I will describe here the general procedure for computing the network parameters of a grounded two port device (DUT), without entering into the intuition behind the math. The generalization to more ports is easy. 

Let me call "active terminal" the terminal of the analyzer that sends the stimulus, that is, the S11 terminal. Similarly, let me call "passive terminal" the S21 terminal of the analyzer. 

The first point to understand is, as vaguely suggested by the cited article, that the signal exiting from the active terminal of the network analyzer has a given output impedance. I believe that in general, most analyzers are built in such a way that this impedance is equal to the characteristic impedance of the usual coaxial cables, that is, 50 ohm. This will be assumed here. At the other end, the passive terminal entering into the analyzer is terminated by a resistance equal to the characteristic impedance of the cables, that is, 50 ohm again. 
Thus, we have the following diagram:

![DUT](https://electrical.codidact.com/uploads/pN15rQaRBuuXSTuUNxbGMXLh)

Notice that the analyzer impedance seen from the S21 ref plane is 50 ohm at low frequencies, but also at high frequencies because the characteristic impedance of the cable is just 50 ohm. That means that this diagram is valid at all frequencies.

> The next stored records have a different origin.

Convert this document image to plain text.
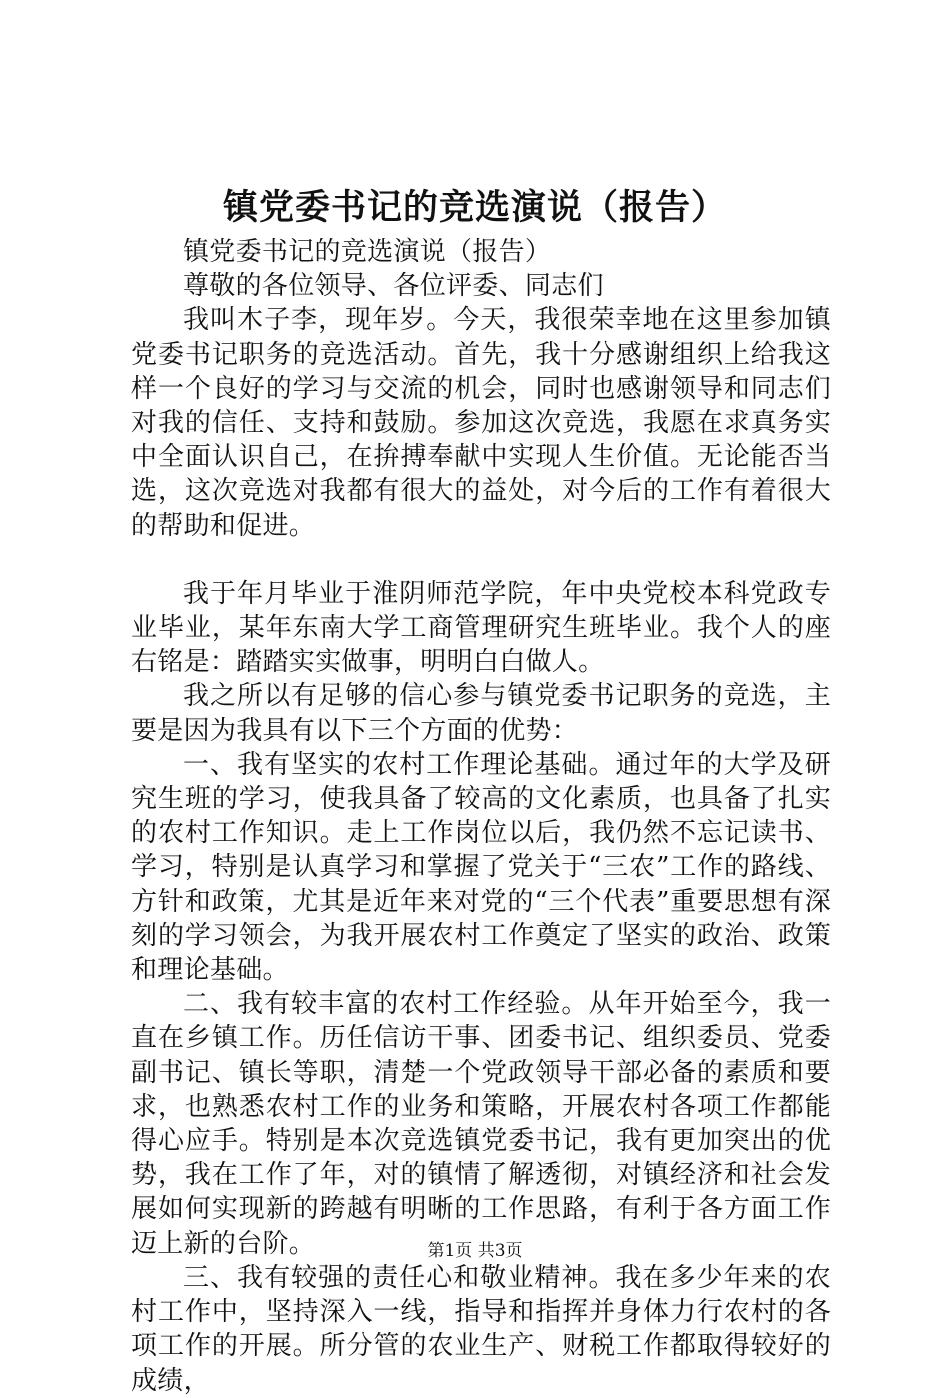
镇党委书记的竞选演说（报告）

镇党委书记的竞选演说（报告）

尊敬的各位领导、各位评委、同志们

我叫木子李，现年岁。今天，我很荣幸地在这里参加镇党委书记职务的竞选活动。首先，我十分感谢组织上给我这样一个良好的学习与交流的机会，同时也感谢领导和同志们对我的信任、支持和鼓励。参加这次竞选，我愿在求真务实中全面认识自己，在拚搏奉献中实现人生价值。无论能否当选，这次竞选对我都有很大的益处，对今后的工作有着很大的帮助和促进。

我于年月毕业于淮阴师范学院，年中央党校本科党政专业毕业，某年东南大学工商管理研究生班毕业。我个人的座右铭是：踏踏实实做事，明明白白做人。

我之所以有足够的信心参与镇党委书记职务的竞选，主要是因为我具有以下三个方面的优势：

一、我有坚实的农村工作理论基础。通过年的大学及研究生班的学习，使我具备了较高的文化素质，也具备了扎实的农村工作知识。走上工作岗位以后，我仍然不忘记读书、学习，特别是认真学习和掌握了党关于“三农”工作的路线、方针和政策，尤其是近年来对党的“三个代表”重要思想有深刻的学习领会，为我开展农村工作奠定了坚实的政治、政策和理论基础。

二、我有较丰富的农村工作经验。从年开始至今，我一直在乡镇工作。历任信访干事、团委书记、组织委员、党委副书记、镇长等职，清楚一个党政领导干部必备的素质和要求，也熟悉农村工作的业务和策略，开展农村各项工作都能得心应手。特别是本次竞选镇党委书记，我有更加突出的优势，我在工作了年，对的镇情了解透彻，对镇经济和社会发展如何实现新的跨越有明晰的工作思路，有利于各方面工作迈上新的台阶。

三、我有较强的责任心和敬业精神。我在多少年来的农村工作中，坚持深入一线，指导和指挥并身体力行农村的各项工作的开展。所分管的农业生产、财税工作都取得较好的成绩，

第1页 共3页
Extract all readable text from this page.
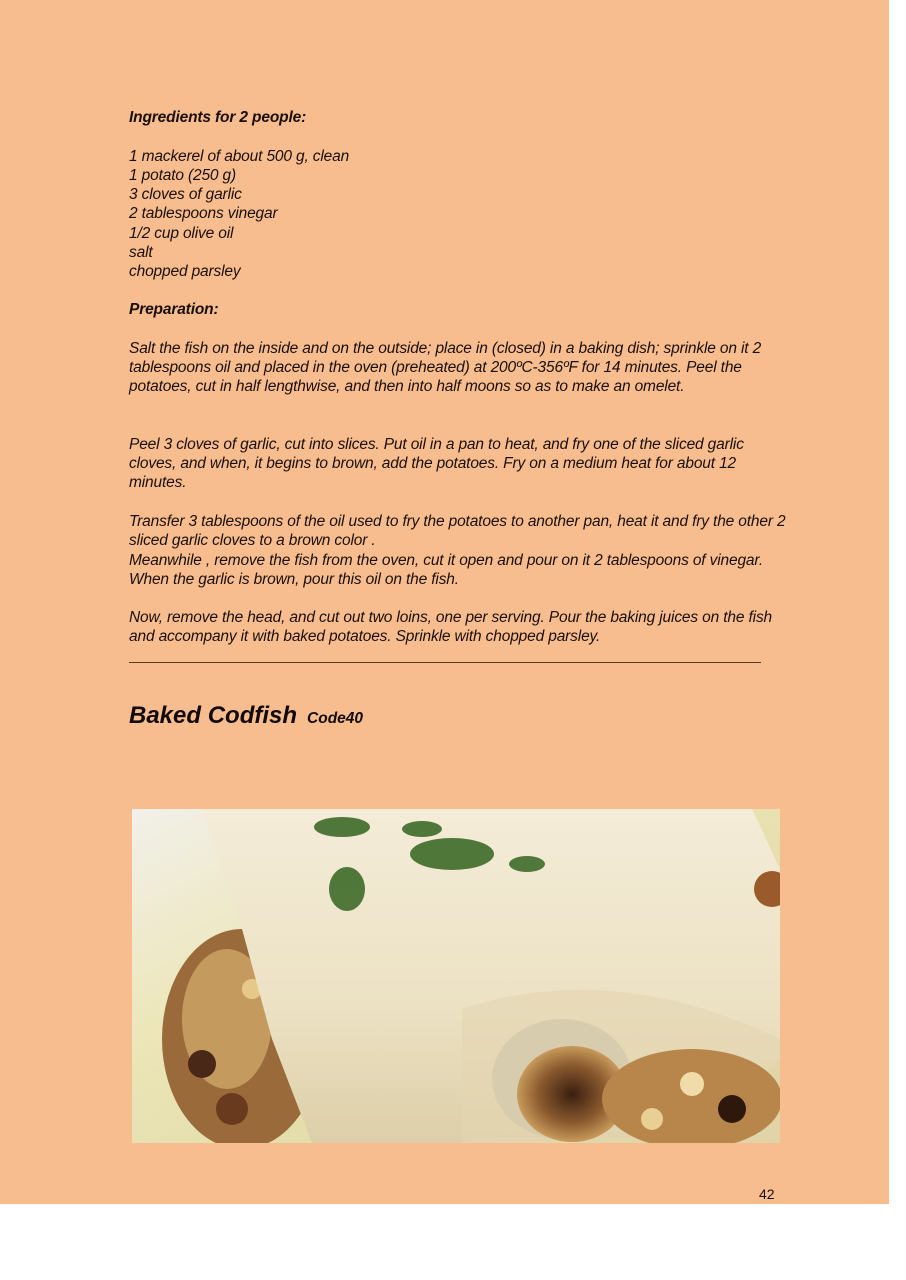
Ingredients for 2 people:

1 mackerel of about 500 g, clean

1 potato (250 g)

3 cloves of garlic

2 tablespoons vinegar

1/2 cup olive oil

salt

chopped parsley

Preparation:

Salt the fish on the inside and on the outside; place in (closed) in a baking dish; sprinkle on it 2 tablespoons oil and placed in the oven (preheated) at 200ºC-356ºF for 14 minutes. Peel the potatoes, cut in half lengthwise, and then into half moons so as to make an omelet.

Peel 3 cloves of garlic, cut into slices. Put oil in a pan to heat, and fry one of the sliced garlic cloves, and when, it begins to brown, add the potatoes. Fry on a medium heat for about 12 minutes.

Transfer 3 tablespoons of the oil used to fry the potatoes to another pan, heat it and fry the other 2 sliced garlic cloves to a brown color .

Meanwhile , remove the fish from the oven, cut it open and pour on it 2 tablespoons of vinegar. When the garlic is brown, pour this oil on the fish.

Now, remove the head, and cut out two loins, one per serving. Pour the baking juices on the fish and accompany it with baked potatoes. Sprinkle with chopped parsley.

Baked Codfish Code40
42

This being said, according to the article cited in the question, with 
$$a_i = \frac{U_i + Z_0I_i}{\sqrt{Z_0}}\ \ \text{and} \ \  
b_i = \frac{U_i - Z_0I_i}{\sqrt{Z_0}}, $$
we have, for $(i, j) = (1,1)$ and $(i, j) = (2, 1)$,
$$ S_{ij} = \frac{b_i}{a_j}.$$

The rest consists in computing $U_i$ and $I_i$ with complex analysis, using the usual electrical circuit laws.
Let us apply that to our problem:

![myDUT](https://electrical.codidact.com/uploads/9tctb5Pn68HKoHpz5kAa9hwQ)

We have 
$$I_1 = U_1 / (50\Omega || 50\Omega) = U_1/25;$$
$$I_2 = -U_2/50 = -U_1/50;$$

Omitting the $1/\sqrt(Z_0)$ factor that vanishes in the fractions below, we then have
$$a_1 = U_1+ \frac{50}{25}U_1 = 3U_1, \ \ b_1 = U_1- \frac{50}{25}U_1= -U_1,\ \ b_2 = U_2 +\frac{50}{50}U_1 = U_1+U_1 = 2U_1.$$

We deduce
$$S_{11} = \frac{b_1}{a_1} = -\frac{1}{3} = -0.33 \ \ \text{and}\ \ S_{21} = \frac{b_2}{a_1} = \frac{2}{3} = 0.66.$$
BINGO!!!